Das Deutsche Rote Kreuz hat bereits reagiert

Auch die Behörden sind auf die Kita Plaggenmoor aufmerksam geworden. Das Gesundheitsamt vermutet inzwischen, dass die Kita-Leitung verschwieg, als ein Junge an Tuberkulose erkrankte. Nach einem Besuch in der Kita soll das Bezirksamt Harburg außerdem einen "Vorfall" an das Jugendamt gemeldet haben. Was konkret vorgefallen war, verriet das Jugendamt der Hamburger Morgenpost nicht. Bis zur Veröffentlichung des Artikels konnte VICE das Bezirksamt Harburg nicht erreichen.
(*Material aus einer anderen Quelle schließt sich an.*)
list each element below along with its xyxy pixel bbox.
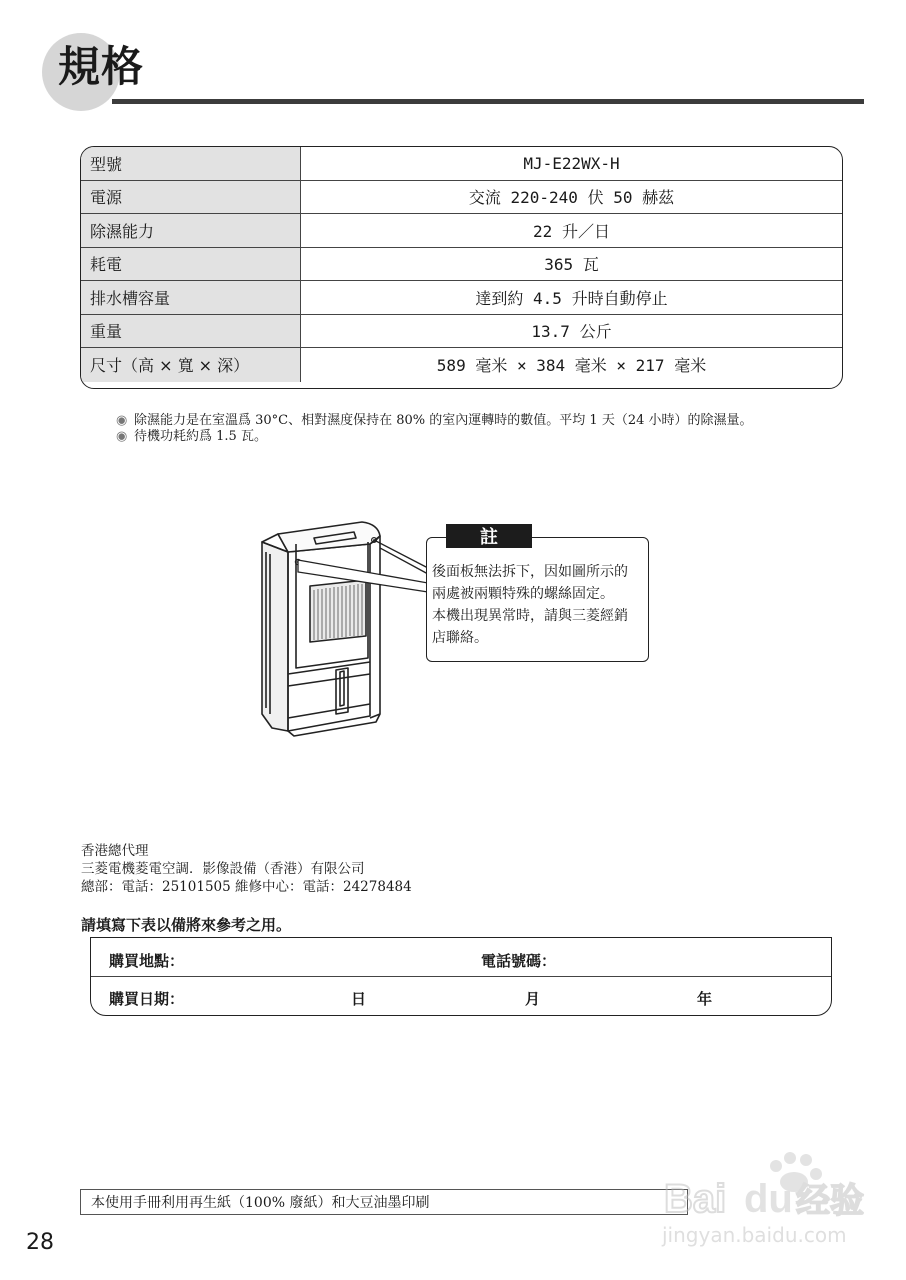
dehumidifier-illustration <box>258 518 430 738</box>
page-title: 規格 <box>58 42 145 91</box>
svg-text:jingyan.baidu.com: jingyan.baidu.com <box>662 1223 847 1247</box>
spec-label: 尺寸（高 × 寬 × 深） <box>81 348 301 382</box>
spec-row-dehumidify <box>81 214 842 248</box>
agent-title: 香港總代理 <box>81 843 149 859</box>
spec-label: 除濕能力 <box>81 214 301 247</box>
date-month-label: 月 <box>525 990 541 1008</box>
baidu-watermark <box>656 1150 886 1250</box>
spec-table <box>80 146 843 389</box>
spec-row-dimensions <box>81 348 842 382</box>
page-number: 28 <box>26 1230 54 1255</box>
svg-text:du: du <box>744 1177 793 1221</box>
svg-text:Bai: Bai <box>664 1177 727 1221</box>
date-day-label: 日 <box>351 990 367 1008</box>
callout-line: 兩處被兩顆特殊的螺絲固定。 <box>432 586 614 602</box>
phone-number-label: 電話號碼： <box>481 952 557 970</box>
spec-label: 重量 <box>81 315 301 348</box>
bullet-icon: ◉ <box>116 429 128 444</box>
purchase-place-label: 購買地點： <box>109 952 185 970</box>
agent-info <box>81 842 412 896</box>
purchase-record-form <box>90 937 832 1016</box>
svg-text:经验: 经验 <box>796 1181 864 1221</box>
title-rule <box>112 99 864 104</box>
spec-value: 365 瓦 <box>544 255 599 275</box>
spec-label: 耗電 <box>81 248 301 281</box>
spec-value: 22 升／日 <box>533 221 610 241</box>
spec-label: 電源 <box>81 181 301 214</box>
spec-row-power <box>81 181 842 215</box>
callout-line: 後面板無法拆下，因如圖所示的 <box>432 564 628 580</box>
purchase-date-label: 購買日期： <box>109 990 185 1008</box>
spec-value: 589 毫米 × 384 毫米 × 217 毫米 <box>436 356 707 376</box>
spec-label: 排水槽容量 <box>81 281 301 314</box>
note-text: 除濕能力是在室溫爲 30°C、相對濕度保持在 80% 的室內運轉時的數值。平均 1 天（24 小時）的除濕量。 <box>134 413 753 428</box>
spec-row-consumption <box>81 248 842 282</box>
spec-notes <box>116 413 828 445</box>
agent-phones: 總部：電話：25101505 維修中心：電話：24278484 <box>81 879 412 895</box>
note-item <box>116 413 828 429</box>
spec-label: 型號 <box>81 147 301 180</box>
spec-row-tank <box>81 281 842 315</box>
bullet-icon: ◉ <box>116 413 128 428</box>
agent-company: 三菱電機菱電空調．影像設備（香港）有限公司 <box>81 861 365 877</box>
recycled-paper-note: 本使用手冊利用再生紙（100% 廢紙）和大豆油墨印刷 <box>80 1189 688 1215</box>
spec-row-model <box>81 147 842 181</box>
note-text: 待機功耗約爲 1.5 瓦。 <box>134 429 267 444</box>
spec-value: 交流 220-240 伏 50 赫茲 <box>468 188 675 208</box>
note-item <box>116 429 828 445</box>
spec-value: 13.7 公斤 <box>531 322 612 342</box>
date-year-label: 年 <box>697 990 713 1008</box>
form-divider <box>91 976 831 977</box>
spec-value: 達到約 4.5 升時自動停止 <box>475 288 668 308</box>
callout-line: 店聯絡。 <box>432 630 488 646</box>
note-tag: 註 <box>446 524 532 548</box>
note-callout-text <box>432 561 648 649</box>
callout-line: 本機出現異常時，請與三菱經銷 <box>432 608 628 624</box>
spec-value: MJ-E22WX-H <box>523 153 620 173</box>
spec-row-weight <box>81 315 842 349</box>
fill-form-title: 請填寫下表以備將來參考之用。 <box>81 916 292 934</box>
Das Deutsche Rote Kreuz, Träger der Kita, sagte, es "nehme die Vorwürfe sehr ernst". Allerdings könne man die Anschuldigungen nach Rücksprache mit den Mitarbeitern vor Ort nicht bestätigen. Noch diese Woche will das DRK eine stellvertretende Kita-Leiterin einsetzen. Eine zusätzliche Fachberaterin und eine Supervisorin wurden bereits eingestellt. Sie sollen das Team künftig pädagogisch begleiten.